Дядины инструкции носили сверхобщий характер. «Будь самим собой, – внушал он Сергею. – Ты отставной поручик, увлекающийся рисованием и приехавший в красивый город на этюды. Тут ничего придумывать не надо. Вот и рисуй! Ходи по Гатчине с мольбертом, побольше общайся с людьми, разговаривай о жизни, о местных событиях… Авось какие-то интересные сведения проскользнут и что-то пригодится для разбирательства, для понимания ситуации… В общем, в свободном полете». Сергей тут же заметил, что, судя по его военному опыту, стрелять в белый свет, как в копеечку, – дело неблагодарное, почти наверняка промажешь. И в поисках на «авось» на успех рассчитывать трудно.

Дядя вздохнул: «Ты поучи меня, поучи… А то я без тебя не знаю, что искать придется иголку в стоге сена. Только прав Константин Петрович: из ничего ничего и не бывает. Что-то там есть, в Гатчине, что-то непонятное…» – «Бациллы безумия, что ли, появились?» – «Чушь. Тогда бы в городе началась эпидемия. Да и нет в природе таких бацилл, уточняли». – «Тогда что?» – «Вот ты и выяснишь, – почти ласково сказал дядя. – И еще… Если на двух этих случаях дело закончится, ну и ладно. Перекрестились да забыли. Но если в ближайшее время появятся новые случаи… Словом, смотри в оба, держи уши открытыми, крути головой во все стороны. Ты разведчик. И думай, думай. Скорее всего, причина настолько необычная, что простому воображению недоступна. А у тебя ум живой, творческий, художник как-никак…»
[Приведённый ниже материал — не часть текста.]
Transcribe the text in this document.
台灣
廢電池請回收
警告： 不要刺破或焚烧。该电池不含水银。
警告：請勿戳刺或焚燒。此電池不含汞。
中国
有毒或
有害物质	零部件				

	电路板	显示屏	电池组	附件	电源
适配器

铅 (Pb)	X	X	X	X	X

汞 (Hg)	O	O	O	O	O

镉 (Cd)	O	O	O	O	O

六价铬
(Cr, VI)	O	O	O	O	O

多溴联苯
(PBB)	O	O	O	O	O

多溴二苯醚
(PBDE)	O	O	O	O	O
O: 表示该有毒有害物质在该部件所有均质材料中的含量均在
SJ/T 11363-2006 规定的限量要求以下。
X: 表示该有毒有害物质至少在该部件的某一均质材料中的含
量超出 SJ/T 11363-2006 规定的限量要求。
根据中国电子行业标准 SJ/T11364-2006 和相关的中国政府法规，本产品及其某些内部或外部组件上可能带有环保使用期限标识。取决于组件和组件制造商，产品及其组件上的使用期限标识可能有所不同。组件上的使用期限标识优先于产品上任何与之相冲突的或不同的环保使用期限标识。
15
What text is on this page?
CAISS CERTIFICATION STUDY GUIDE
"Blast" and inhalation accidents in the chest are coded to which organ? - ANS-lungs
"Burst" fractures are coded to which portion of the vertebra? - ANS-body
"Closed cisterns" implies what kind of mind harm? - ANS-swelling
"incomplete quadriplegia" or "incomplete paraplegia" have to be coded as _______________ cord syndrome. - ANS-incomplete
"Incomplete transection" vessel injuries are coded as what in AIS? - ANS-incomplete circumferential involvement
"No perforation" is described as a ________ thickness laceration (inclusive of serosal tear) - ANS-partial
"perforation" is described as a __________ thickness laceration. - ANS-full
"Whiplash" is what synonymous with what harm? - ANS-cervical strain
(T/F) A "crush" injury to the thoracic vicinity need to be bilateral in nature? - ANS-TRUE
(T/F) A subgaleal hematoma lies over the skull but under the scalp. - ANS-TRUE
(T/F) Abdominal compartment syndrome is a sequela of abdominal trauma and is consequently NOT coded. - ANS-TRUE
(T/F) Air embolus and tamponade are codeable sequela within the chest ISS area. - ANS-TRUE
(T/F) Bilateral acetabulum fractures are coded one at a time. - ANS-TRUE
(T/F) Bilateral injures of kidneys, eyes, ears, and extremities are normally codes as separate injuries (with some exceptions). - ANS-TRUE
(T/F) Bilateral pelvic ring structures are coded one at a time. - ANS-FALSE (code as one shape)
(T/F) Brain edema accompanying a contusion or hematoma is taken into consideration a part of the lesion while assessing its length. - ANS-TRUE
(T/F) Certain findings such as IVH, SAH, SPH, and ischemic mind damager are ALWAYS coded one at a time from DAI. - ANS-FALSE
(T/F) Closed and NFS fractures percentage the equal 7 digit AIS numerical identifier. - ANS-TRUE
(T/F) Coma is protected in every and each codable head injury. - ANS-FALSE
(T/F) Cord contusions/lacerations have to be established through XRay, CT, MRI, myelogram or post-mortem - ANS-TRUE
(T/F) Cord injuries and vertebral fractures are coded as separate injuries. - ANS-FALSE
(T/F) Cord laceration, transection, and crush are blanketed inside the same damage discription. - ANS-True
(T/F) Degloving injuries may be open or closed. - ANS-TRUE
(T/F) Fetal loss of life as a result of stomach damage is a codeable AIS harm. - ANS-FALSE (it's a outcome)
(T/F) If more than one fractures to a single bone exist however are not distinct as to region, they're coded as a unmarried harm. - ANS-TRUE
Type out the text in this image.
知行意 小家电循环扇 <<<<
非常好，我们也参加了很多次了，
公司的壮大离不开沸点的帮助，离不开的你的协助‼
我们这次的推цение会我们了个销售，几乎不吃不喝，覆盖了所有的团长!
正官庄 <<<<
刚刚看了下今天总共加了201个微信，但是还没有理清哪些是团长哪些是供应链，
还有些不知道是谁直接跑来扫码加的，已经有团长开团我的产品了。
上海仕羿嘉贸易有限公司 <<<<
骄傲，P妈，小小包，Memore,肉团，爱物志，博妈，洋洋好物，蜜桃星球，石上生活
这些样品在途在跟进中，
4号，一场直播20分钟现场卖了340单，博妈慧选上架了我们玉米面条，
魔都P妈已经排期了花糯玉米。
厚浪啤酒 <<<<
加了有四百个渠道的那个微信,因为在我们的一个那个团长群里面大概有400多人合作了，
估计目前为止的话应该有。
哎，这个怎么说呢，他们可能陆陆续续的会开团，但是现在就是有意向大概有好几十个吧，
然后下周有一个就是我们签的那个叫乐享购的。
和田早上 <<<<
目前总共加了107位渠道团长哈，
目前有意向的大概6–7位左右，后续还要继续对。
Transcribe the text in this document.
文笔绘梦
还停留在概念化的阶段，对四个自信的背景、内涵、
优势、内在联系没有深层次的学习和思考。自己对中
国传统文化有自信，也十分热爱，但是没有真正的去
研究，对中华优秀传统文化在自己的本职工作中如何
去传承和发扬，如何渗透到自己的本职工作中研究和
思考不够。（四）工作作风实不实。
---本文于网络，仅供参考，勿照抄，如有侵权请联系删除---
– Сударь, купите газету! Свежий номер, сейчас только из типографии!

Задумавшись, Белозеров не заметил, как к нему подбежал мальчишка с холщовой сумкой через плечо, битком набитой газетами. То был сегодняшний выпуск «Гатчинской мысли». Сергей вспомнил энергичного кругленького редактора и, усмехнувшись, дал мальчонке монету. Присел на ближайшую скамейку под развесистым вязом, зашуршал бумажными, остро пахнущими типографской краской листами. Так…

Судя по содержанию, «Гатчинская мысль» была рупором местных либеральных кругов. Полицмейстера Сытина, к примеру, бичевали за недостаточный пригляд за подчиненными. Городовой Огурцов, доставляя в участок подвыпившего подмастерья Лаптева, посмел назвать того «пьяной мордой», чем оскорбил самосознание рабочего человека. Не менее смелым было письмо в редакцию присяжного поверенного Веревкина. «Не пора ли пересмотреть график вывоза бытовых отходов и чаще опорожнять городские мусорные урны?» – рубил тот сплеча, обращаясь к градоначальнику Топоркову. Журналист Попов надрывно писал про облупившийся фасад местного госпиталя, каковое облупление неблагоприятно сказывается на самочувствии больных и говорит о небрежении гатчинской власти к внешнему виду городских помещений… В общем, над газетой витал слабый, но ощутимый дух вольтерьянства.

Была и литературная рубрика. Внутренне хихикая, Сергей одолел прочувственное стихотворение, подписанное инициалами «М. Д.»:

Поникшая роза, усталая роза…
Земной твой закончился путь.
Увяла в постылых объятьях мороза,
Прощально легла мне на грудь.
В саду, побелевшем от снежной глазури,
Надолго умолк соловей.
Увядшая роза, сквозь вьюги и бури
Мне память о лете навей…

Служа в Киеве, он в альбомы барышень писал стихи поинтереснее. Да еще сопровождал быстрыми рисунками…

В рубрике «Светская жизнь» внимание привлекла заметка «Именитый гость». «Как известно, в ближайшие дни Гатчину посетит с выступлениями прославленный ясновидец месье Дюваль из Парижа, – писал автор. – Кроме демонстрации своего таланта в городском клубе месье Дюваль обещался посетить литературно-музыкальный кружок, собирающийся по вторникам и пятницам у г-жи Печенкиной. Участников кружка, равно как и посетителей клуба, ждут захватывающие сеансы ясновидения».